By Paul Carrier
Hugh O’Flaherty, a Catholic priest from Ireland who lived and worked in Vatican City during World War II, led a clandestine group that saved thousands of Jews and escaped prisoners of war from Nazi clutches by hiding them in Rome and then funding and arranging their escape from the city.
In 2023, Irish novelist Joseph O’Connor transformed fact into fiction when he released a beautifully written take on O’Flaherty’s exploits that blends lyrical prose and nail-biting suspense to chronicle how far high-minded people will go to protect the vulnerable, risking their own lives in the process.
In O’Connor’s account, Paul Hauptmann, the Gestapo leader in occupied Rome, is well aware that someone is spiriting away people who are sought by the Nazis. The Germans are all the more determined to put a stop to the escapes because Hitler himself knows about them, and is furious.
As Christmas 1943 approaches, O’Flaherty and his fellow conspirators, who call themselves the Choir, gear up for an upcoming “Rendimento,” which is the Choir’s term for a high-risk mission to finance and implement relocations. In their world of clandestine planning sessions and coded terminology, endangered people are Books who are initially housed in Roman hideaways known as Shelves.
The novel opens at 10:49 p.m. on December 19, “119 hours and 11 minutes before the mission,” and the countdown continues in the pages that follow, as zero hour draws near. Chapter by chapter, O’Connor introduces the members of O’Flaherty’s small squad, who include, among others, a countess, a street-smart aide to a British ambassador and a young, down-to-earth Roman whose day job is operating a newsstand.
It becomes clear in the first half of the novel that at least some members of the Choir will survive the war. Their fictional recollections, which appear at intervals througgout the novel, are described as coming from interviews or other documents that date from the post-war period.
But does O’Flaherty escape unscathed as well? As the Rendimento draws near and tensions mount, readers learn that the Nazis either know O’Flaherty is the leader of the Choir or suspect as much.
My Father’s House chronicles the Choir’s exploits with such skill that readers will be hard-pressed to put the book down as they track the high drama of daring people saving lives against seemingly overwhelming odds. It doesn’t hurt that an inspired plot, compelling writing, a setting as mesmerizing as the Eternal City and healthy dollops of humor are key ingredients.
The portraits of Choir members are delightful, despite the dire circumstances in which these crusaders find themselves.
Take for example, Enzo Angelucci, the Nazi-hating newsstand owner who is described as a “lofty-browed, umber-eyed, unimpressible Roman, face made to be stamped in profile on an imperial coin, his nosebone the length of Italy.” As for O”Flaherty, he speaks “beautiful Italian” and is fluent in seven languages, with a mind “like a lawnmower blade” that can “shear through any knot.”
It can be a bit frustrating to realize, as O’Connor readily acknowledges, that the novel takes some liberties with the facts., but this is a work of fiction after all. “Incidents have been concentrated, characters amalgamated, renamed, adapted or invented,” the author writes.

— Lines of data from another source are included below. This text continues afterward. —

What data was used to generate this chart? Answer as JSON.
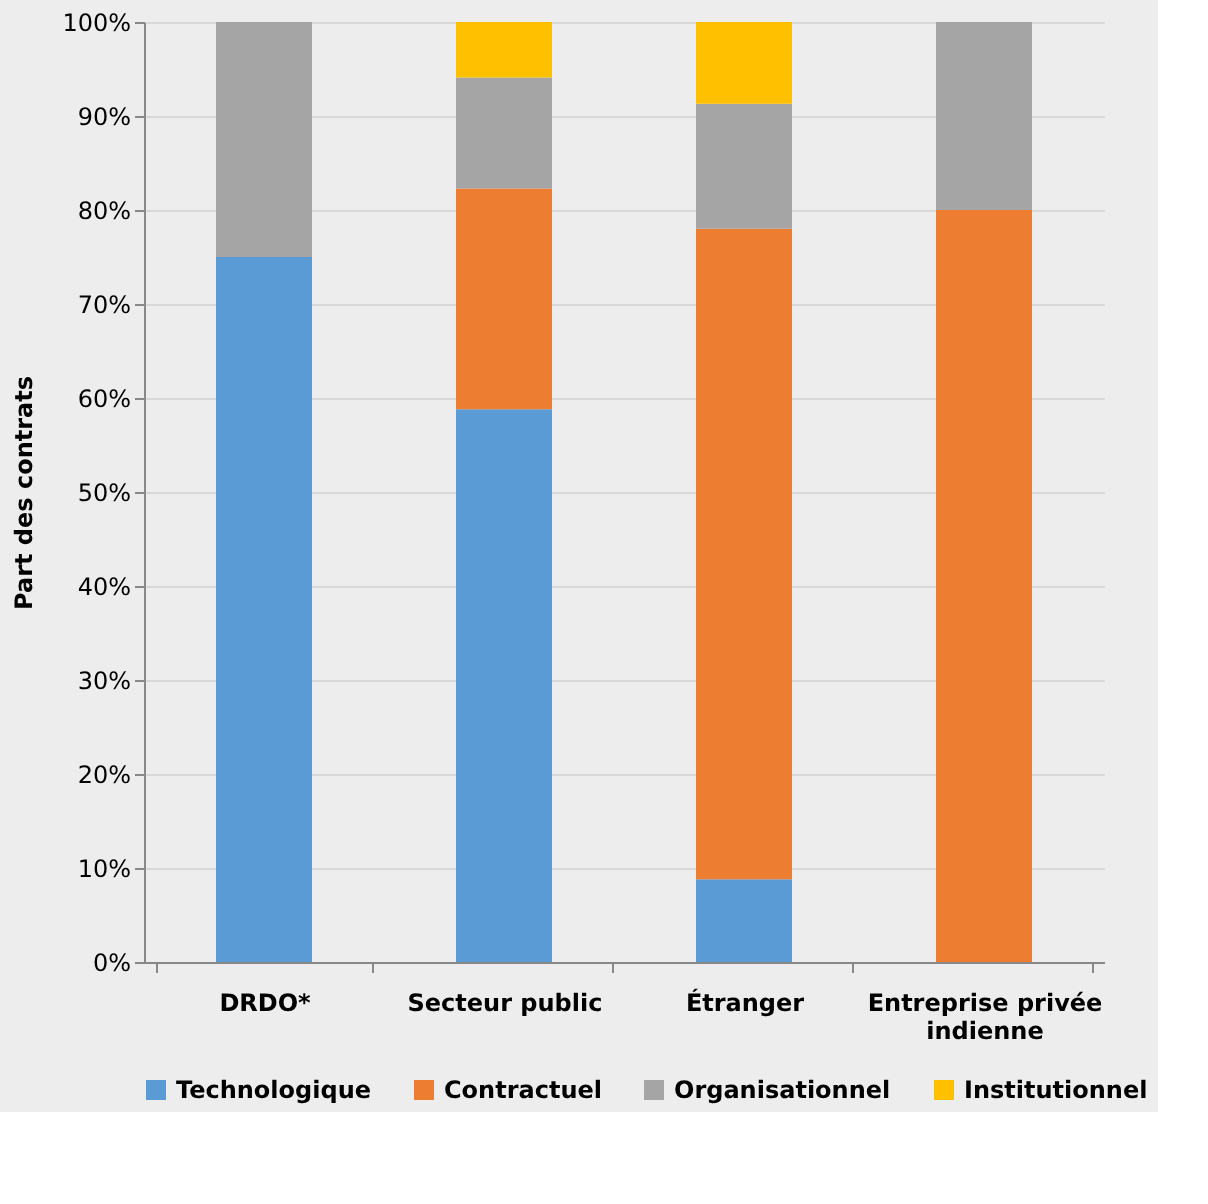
{
  "chart_data": {
    "type": "bar",
    "stacked": true,
    "ylabel": "Part des contrats",
    "categories": [
      "DRDO*",
      "Secteur public",
      "Étranger",
      "Entreprise privée indienne"
    ],
    "series": [
      {
        "name": "Technologique",
        "color": "#5b9bd5",
        "values": [
          75,
          58.8,
          8.8,
          0
        ]
      },
      {
        "name": "Contractuel",
        "color": "#ed7d31",
        "values": [
          0,
          23.5,
          69.2,
          80
        ]
      },
      {
        "name": "Organisationnel",
        "color": "#a5a5a5",
        "values": [
          25,
          11.8,
          13.3,
          20
        ]
      },
      {
        "name": "Institutionnel",
        "color": "#ffc000",
        "values": [
          0,
          5.9,
          8.7,
          0
        ]
      }
    ],
    "ylim": [
      0,
      100
    ],
    "yticks": [
      {
        "value": 0,
        "label": "0%"
      },
      {
        "value": 10,
        "label": "10%"
      },
      {
        "value": 20,
        "label": "20%"
      },
      {
        "value": 30,
        "label": "30%"
      },
      {
        "value": 40,
        "label": "40%"
      },
      {
        "value": 50,
        "label": "50%"
      },
      {
        "value": 60,
        "label": "60%"
      },
      {
        "value": 70,
        "label": "70%"
      },
      {
        "value": 80,
        "label": "80%"
      },
      {
        "value": 90,
        "label": "90%"
      },
      {
        "value": 100,
        "label": "100%"
      }
    ],
    "grid": "y",
    "legend": "bottom"
  }
}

As for the real-life Choir members depicted in the novel, O’Connor says they are “my versions and are not to be relied upon by biographers or researchers.”
Still, My Father’s House captures the bravery and single-minded commitment of O’Flaherty and his team, the ruthlessness of the Gestapo, the still-debated political outlook of Pope Pius XII, and the complex logistics involved in finding temporary Roman housing for people evading the Gestapo and then sending them to safer quarters outside the city.
My Father’s House has been billed as the first book in a trilogy. Only one sequel — The Ghosts of Rome — has been released to date.